Members of the Twelfth Texas Legislature at the beginning of the provisional session, February 8, 1870:

===Senate===

| District | Senator | Party | Took office |
|---|---|---|---|
| 1 | Pickett, Edward Bradford | Democratic | 1870 |
| 2 | Clark, Amos | Democratic | 1870 |
| 3 | Priest, Mijamin | Republican | 1870 |
| 4 | Pettit, E. | Republican | 1870 |
| 5 | Flanagan, David Webster | Republican | 1870 |
| 6 | Douglas, James Postell | Democratic | 1870 |
| 7 | Rawson, Henry | Republican | 1870 |
| 8 | Campbell, Donald | Republican | 1870 |
| 9 | Latimer, Henry Russell | Democratic | 1870 |
| 10 | Cole, David W. | Democratic | 1870 |
| 11 | Dohoney, Ebenezer Lafayette | Democratic | 1870 |
| 12 | Ruby, George Thompson | Republican | 1870 |
| 13 | Bell, John G. | Republican | 1870 |
| 14 | Parsons, William Henry | Republican | 1870 |
| 15 | Mills, John S. | Republican | 1870 |
| 16 | Gaines, Matthew | Republican | 1870 |
| 17 | Saylor, William A. | Republican | 1870 |
| 18 | Hall, Phidello W. | Republican | 1870 |
| 19 | Evans, Andrew J. | Republican | 1870 |
| 20 | Pyle, William H. | Democratic | 1870 |
| 21 | Samuel Evans | Independent | 1870 |
| 22 | Broughton, E. Thomas | Independent | 1870 |
| 23 | Shannon, George R. | Democratic | 1870 |
| 24 | Pridgen, Bolivar Jackson | Republican | 1870 |
| 25 | Foster, Abner K. | Republican | 1870 |
| 26 | Alford, E. L. | Republican | 1870 |
| 27 | Baker, Thomas H. | Republican | 1870 |
| 28 | Bowers, Marmion Henry | Democratic | 1870 |
| 29 | Hertzberg, Theodor Rudolph | Republican | 1870 |
| 30 | Fountain, Albert Jennings | Republican | 1870 |

- Petit did not attend the Provisional Session. He was sworn in on February 26, 1870, at the beginning of the Called Session.
- Evans refused to qualify on February 8, 1870, but did qualify and was sworn in on February 10, 1870.
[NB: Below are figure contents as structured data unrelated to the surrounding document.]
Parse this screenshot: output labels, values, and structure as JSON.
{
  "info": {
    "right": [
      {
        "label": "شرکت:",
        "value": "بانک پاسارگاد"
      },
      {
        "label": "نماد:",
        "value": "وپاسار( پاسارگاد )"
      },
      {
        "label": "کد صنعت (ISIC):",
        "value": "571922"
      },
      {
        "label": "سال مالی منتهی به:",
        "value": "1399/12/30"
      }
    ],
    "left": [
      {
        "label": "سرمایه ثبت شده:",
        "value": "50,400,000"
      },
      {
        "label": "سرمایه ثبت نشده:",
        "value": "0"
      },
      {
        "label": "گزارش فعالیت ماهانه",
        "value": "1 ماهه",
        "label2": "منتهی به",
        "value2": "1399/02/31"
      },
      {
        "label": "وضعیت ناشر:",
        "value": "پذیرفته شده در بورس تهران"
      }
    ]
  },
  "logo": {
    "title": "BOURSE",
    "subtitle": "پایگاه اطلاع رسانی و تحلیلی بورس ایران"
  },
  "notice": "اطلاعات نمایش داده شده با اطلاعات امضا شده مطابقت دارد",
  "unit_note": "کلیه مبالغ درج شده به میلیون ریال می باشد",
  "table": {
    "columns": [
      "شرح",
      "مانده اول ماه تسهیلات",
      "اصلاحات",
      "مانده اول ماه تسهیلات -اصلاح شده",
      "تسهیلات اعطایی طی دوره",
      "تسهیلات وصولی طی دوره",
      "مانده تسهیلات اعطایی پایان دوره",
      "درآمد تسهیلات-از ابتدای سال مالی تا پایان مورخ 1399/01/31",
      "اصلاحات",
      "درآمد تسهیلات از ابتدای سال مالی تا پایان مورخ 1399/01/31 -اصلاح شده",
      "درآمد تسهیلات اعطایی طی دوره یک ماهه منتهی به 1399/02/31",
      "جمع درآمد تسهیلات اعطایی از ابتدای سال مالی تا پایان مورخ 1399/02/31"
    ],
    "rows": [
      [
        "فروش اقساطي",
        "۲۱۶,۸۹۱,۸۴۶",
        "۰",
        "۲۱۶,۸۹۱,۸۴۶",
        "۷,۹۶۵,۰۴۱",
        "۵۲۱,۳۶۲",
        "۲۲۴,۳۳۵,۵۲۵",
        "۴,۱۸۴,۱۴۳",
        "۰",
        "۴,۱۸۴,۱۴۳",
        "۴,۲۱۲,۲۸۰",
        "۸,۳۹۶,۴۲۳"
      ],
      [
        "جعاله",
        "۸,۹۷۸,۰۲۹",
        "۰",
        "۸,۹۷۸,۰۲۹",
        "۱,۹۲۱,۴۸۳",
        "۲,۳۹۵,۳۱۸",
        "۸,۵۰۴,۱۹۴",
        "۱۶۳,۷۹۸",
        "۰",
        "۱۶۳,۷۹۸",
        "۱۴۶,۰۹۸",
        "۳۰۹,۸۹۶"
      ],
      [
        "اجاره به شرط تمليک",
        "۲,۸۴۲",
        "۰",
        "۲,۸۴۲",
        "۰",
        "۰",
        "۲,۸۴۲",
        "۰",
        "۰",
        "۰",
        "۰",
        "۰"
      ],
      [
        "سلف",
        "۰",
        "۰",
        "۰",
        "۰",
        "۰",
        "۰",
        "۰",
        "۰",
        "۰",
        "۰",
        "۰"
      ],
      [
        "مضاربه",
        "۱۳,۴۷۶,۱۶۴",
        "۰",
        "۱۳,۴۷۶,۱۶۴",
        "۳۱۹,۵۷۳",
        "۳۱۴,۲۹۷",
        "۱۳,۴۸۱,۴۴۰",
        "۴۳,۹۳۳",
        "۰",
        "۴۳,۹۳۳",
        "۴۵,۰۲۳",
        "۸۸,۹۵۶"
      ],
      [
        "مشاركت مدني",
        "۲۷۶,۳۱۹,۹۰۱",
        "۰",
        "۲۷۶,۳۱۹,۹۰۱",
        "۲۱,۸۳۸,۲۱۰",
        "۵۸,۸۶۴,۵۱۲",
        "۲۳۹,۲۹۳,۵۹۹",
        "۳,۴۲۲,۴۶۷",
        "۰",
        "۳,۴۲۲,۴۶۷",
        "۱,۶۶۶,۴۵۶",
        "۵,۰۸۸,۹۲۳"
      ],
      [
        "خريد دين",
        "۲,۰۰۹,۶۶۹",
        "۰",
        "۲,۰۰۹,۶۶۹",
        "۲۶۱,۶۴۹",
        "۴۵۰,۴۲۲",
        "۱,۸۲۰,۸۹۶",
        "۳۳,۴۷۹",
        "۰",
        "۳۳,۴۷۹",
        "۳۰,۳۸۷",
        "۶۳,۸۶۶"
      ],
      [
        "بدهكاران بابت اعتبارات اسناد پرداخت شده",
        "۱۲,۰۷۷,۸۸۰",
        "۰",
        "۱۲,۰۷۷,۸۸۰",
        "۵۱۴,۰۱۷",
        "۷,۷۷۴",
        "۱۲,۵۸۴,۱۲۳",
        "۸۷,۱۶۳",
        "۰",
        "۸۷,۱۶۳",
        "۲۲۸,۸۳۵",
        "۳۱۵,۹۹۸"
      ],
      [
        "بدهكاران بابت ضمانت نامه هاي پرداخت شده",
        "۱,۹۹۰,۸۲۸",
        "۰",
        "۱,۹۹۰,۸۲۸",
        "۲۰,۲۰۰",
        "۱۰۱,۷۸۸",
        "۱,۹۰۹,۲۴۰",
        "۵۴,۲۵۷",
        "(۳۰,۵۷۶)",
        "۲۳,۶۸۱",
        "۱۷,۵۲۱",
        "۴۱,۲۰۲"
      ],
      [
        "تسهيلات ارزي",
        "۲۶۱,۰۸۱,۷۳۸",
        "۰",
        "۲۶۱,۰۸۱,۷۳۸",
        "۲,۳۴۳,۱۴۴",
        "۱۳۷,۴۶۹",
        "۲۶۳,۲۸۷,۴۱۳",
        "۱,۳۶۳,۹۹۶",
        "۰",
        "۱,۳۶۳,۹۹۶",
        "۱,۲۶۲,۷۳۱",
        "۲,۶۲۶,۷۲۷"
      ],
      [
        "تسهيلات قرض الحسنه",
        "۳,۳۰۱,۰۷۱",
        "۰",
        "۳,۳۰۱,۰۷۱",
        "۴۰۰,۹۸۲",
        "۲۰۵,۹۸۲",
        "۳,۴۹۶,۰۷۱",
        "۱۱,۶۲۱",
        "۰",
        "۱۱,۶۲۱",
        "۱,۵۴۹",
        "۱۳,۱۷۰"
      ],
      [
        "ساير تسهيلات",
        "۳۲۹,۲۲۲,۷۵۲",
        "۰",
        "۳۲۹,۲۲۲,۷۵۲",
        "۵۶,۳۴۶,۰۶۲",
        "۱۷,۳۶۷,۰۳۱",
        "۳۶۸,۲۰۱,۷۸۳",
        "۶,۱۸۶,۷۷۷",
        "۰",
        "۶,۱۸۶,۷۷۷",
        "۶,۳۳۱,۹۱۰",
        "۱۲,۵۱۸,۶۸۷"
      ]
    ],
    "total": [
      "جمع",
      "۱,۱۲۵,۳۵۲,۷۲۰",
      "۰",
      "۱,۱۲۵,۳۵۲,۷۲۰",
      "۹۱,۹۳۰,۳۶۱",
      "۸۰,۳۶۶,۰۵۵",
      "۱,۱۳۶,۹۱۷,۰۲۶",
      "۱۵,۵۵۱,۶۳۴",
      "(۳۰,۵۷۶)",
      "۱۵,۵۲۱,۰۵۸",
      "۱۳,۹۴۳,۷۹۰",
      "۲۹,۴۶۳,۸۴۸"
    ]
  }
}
===House of Representatives===

- Joseph Abbott
- Richard Allen
- James Buckner Barry
- D. W. Burley
- James Reid Cole
- Giles Cotton
- J. Goldsteen Dupree
- Ira Hobart Evans
- Francis Gray Franks
- Jeremiah J. Hamilton
- Gustav Hoffmann

- Orlando Newton Hollingsworth
- Mitchell Kendall
- Fergus Kyle
- David Medlock
- John Mitchell
- Henry Moore
- Shepherd Mullens
- Henry Phelps
- Julius Schuetze
- William Sheriff
- William Henry Sinclair
- William F. Schlottmann
- Benjamin Franklin Williams
- Richard Williams

==Membership changes==

| District | Outgoing Senator | Reason for Vacancy | Successor | Date of Successor's Installation |
|---|---|---|---|---|
| District 2 | Amos Clark (D) | Clark died February 18, 1871 | William H. Swift (D) | after October 6, 1871 |
| District 3 | Mijamin Priest (R) | Priest resigned August 15, 1870 | James Eldrage Dillard (D) | January 10, 1871 |
| District 3 | James Eldrage Dillard (D) | Dillard declared ineligible April 10, 1871 | James Eldrage Dillard (D) | October 31, 1871 |
| District 14 | William Henry Parsons (R) | Parsons resigned December 4, 1871. | Vacant |  |
| District 19 | Andrew J. Evans (R) | Evans unseated in election contest February 18, 1870. | S. W. Ford (R) | February 18, 1870 |
| District 25 | Abner K. Foster (R) | Foster died March 9, 1870. | Robert P. Tendick (R) | January 10, 1871 |
| District 26 | E. L. Alford (R) | Alford was expelled for resisting arrest during the call of the session. | Reinhard Hillebrand (R) | February 17, 1871 |
| District 28 | Marmion Henry Bowers (D) | Bowers died March 3, 1872 of tuberculosis. | Vacant |  |
| District 29 | Theodor Rudolph Hertzberg (R) | Hertzberg resigned December 2, 1871. | Vacant |  |

- District 2: Swift elected in special election October 3–6, 1871.
- District 3: Dillard elected in special election November 28–December 1, 1870.
- District 3: Dillard reelected in special election October 3–6, 1871.
- District 26: Hillebrand elected in special election November 28–December 1, 1870.